Tuesday, 22 October 2013
A consideration for those whose children who do not even begin school
There has been some debate on one of the internet lists lately about, among other things, muscle tone. A parent whose child did not start school remarks, quite correctly, that had her son been at school, a particular type of muscle disorder might have been picked up far sooner. On a personal level, I will admit that my daughter has reached the age of twenty and has never in the whole course of her life, had a hearing test. This was of course somewhat remiss of me; it would have been easy enough to arrange.
We sometimes forget that children at school routinely receive oversight, which is likely to bring to light abnormalities and matters of concern. These may range from the relatively trivial, such as a slight hearing loss in certain frequencies or a tendency to be a little overweight, to the more serious; a tentative diagnosis of autistic spectrum disorder, for example. This constant scrutiny of children by professionals who have been trained to pick up on anything from poor eyesight to an inability to play appropriately with other children can be very helpful. Of course, it isn’t perfect; many problems get overlooked. But as a rough and ready screening process, it is invaluable.
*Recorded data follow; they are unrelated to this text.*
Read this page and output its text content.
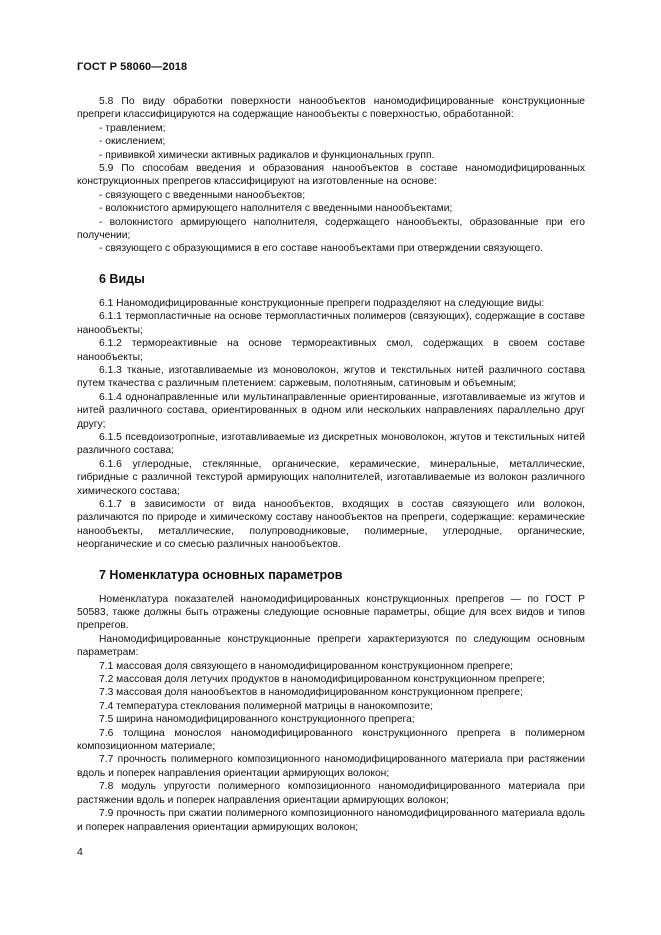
ГОСТ Р 58060—2018

5.8 По виду обработки поверхности нанообъектов наномодифицированные конструкционные препреги классифицируются на содержащие нанообъекты с поверхностью, обработанной:

- травлением;
- окислением;
- прививкой химически активных радикалов и функциональных групп.

5.9 По способам введения и образования нанообъектов в составе наномодифицированных конструкционных препрегов классифицируют на изготовленные на основе:

- связующего с введенными нанообъектов;
- волокнистого армирующего наполнителя с введенными нанообъектами;
- волокнистого армирующего наполнителя, содержащего нанообъекты, образованные при его получении;
- связующего с образующимися в его составе нанообъектами при отверждении связующего.
6 Виды

6.1 Наномодифицированные конструкционные препреги подразделяют на следующие виды:

6.1.1 термопластичные на основе термопластичных полимеров (связующих), содержащие в составе нанообъекты;

6.1.2 термореактивные на основе термореактивных смол, содержащих в своем составе нанообъекты;

6.1.3 тканые, изготавливаемые из моноволокон, жгутов и текстильных нитей различного состава путем ткачества с различным плетением: саржевым, полотняным, сатиновым и объемным;

6.1.4 однонаправленные или мультинаправленные ориентированные, изготавливаемые из жгутов и нитей различного состава, ориентированных в одном или нескольких направлениях параллельно друг другу;

6.1.5 псевдоизотропные, изготавливаемые из дискретных моноволокон, жгутов и текстильных нитей различного состава;

6.1.6 углеродные, стеклянные, органические, керамические, минеральные, металлические, гибридные с различной текстурой армирующих наполнителей, изготавливаемые из волокон различного химического состава;

6.1.7 в зависимости от вида нанообъектов, входящих в состав связующего или волокон, различаются по природе и химическому составу нанообъектов на препреги, содержащие: керамические нанообъекты, металлические, полупроводниковые, полимерные, углеродные, органические, неорганические и со смесью различных нанообъектов.

7 Номенклатура основных параметров

Номенклатура показателей наномодифицированных конструкционных препрегов — по ГОСТ Р 50583, также должны быть отражены следующие основные параметры, общие для всех видов и типов препрегов.

Наномодифицированные конструкционные препреги характеризуются по следующим основным параметрам:

7.1 массовая доля связующего в наномодифицированном конструкционном препреге;

7.2 массовая доля летучих продуктов в наномодифицированном конструкционном препреге;

7.3 массовая доля нанообъектов в наномодифицированном конструкционном препреге;

7.4 температура стеклования полимерной матрицы в нанокомпозите;

7.5 ширина наномодифицированного конструкционного препрега;

7.6 толщина монослоя наномодифицированного конструкционного препрега в полимерном композиционном материале;

7.7 прочность полимерного композиционного наномодифицированного материала при растяжении вдоль и поперек направления ориентации армирующих волокон;

7.8 модуль упругости полимерного композиционного наномодифицированного материала при растяжении вдоль и поперек направления ориентации армирующих волокон;

7.9 прочность при сжатии полимерного композиционного наномодифицированного материала вдоль и поперек направления ориентации армирующих волокон;

4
Parents are the often not the best people to spot problems in their children. Nobody likes being told that their child is different; still less that there might be something ‘wrong’ with the child. This is where teachers and the health workers who carry out things like the School Entry Health Check are very useful. They are more objective than we are and better able to make an objective judgement about things like the acquisition of expressive language, the speed with which a child grasps the concept of sequencing and the level of social skills possessed by one of the pupils.
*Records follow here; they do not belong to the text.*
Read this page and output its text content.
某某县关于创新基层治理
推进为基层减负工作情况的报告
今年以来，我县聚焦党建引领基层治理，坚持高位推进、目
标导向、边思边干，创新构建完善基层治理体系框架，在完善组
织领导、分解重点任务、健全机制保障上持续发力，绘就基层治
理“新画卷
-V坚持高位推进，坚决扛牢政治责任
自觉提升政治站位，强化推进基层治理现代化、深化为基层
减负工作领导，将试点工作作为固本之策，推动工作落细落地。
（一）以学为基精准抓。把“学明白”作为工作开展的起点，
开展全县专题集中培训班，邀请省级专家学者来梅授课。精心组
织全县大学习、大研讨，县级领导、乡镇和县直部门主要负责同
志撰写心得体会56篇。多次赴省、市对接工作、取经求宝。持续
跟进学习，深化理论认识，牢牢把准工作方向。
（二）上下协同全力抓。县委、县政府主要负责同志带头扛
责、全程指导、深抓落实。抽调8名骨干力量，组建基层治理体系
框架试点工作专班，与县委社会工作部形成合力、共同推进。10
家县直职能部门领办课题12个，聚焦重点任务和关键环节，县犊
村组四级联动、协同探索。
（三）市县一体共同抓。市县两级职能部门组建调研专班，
Children, like my own daughter, who never start school miss out on all this. There is no doubt that some home educated children who have various syndromes are delayed in getting help as a consequence. How many of us recognise the signs and symptoms of hypotonia, to give one instance? I’m not sure that anything could, or indeed should, be done about this. It is just something that one sees home educating parents mention from time to time and is worth bearing in mind if you have a child who has never been to school.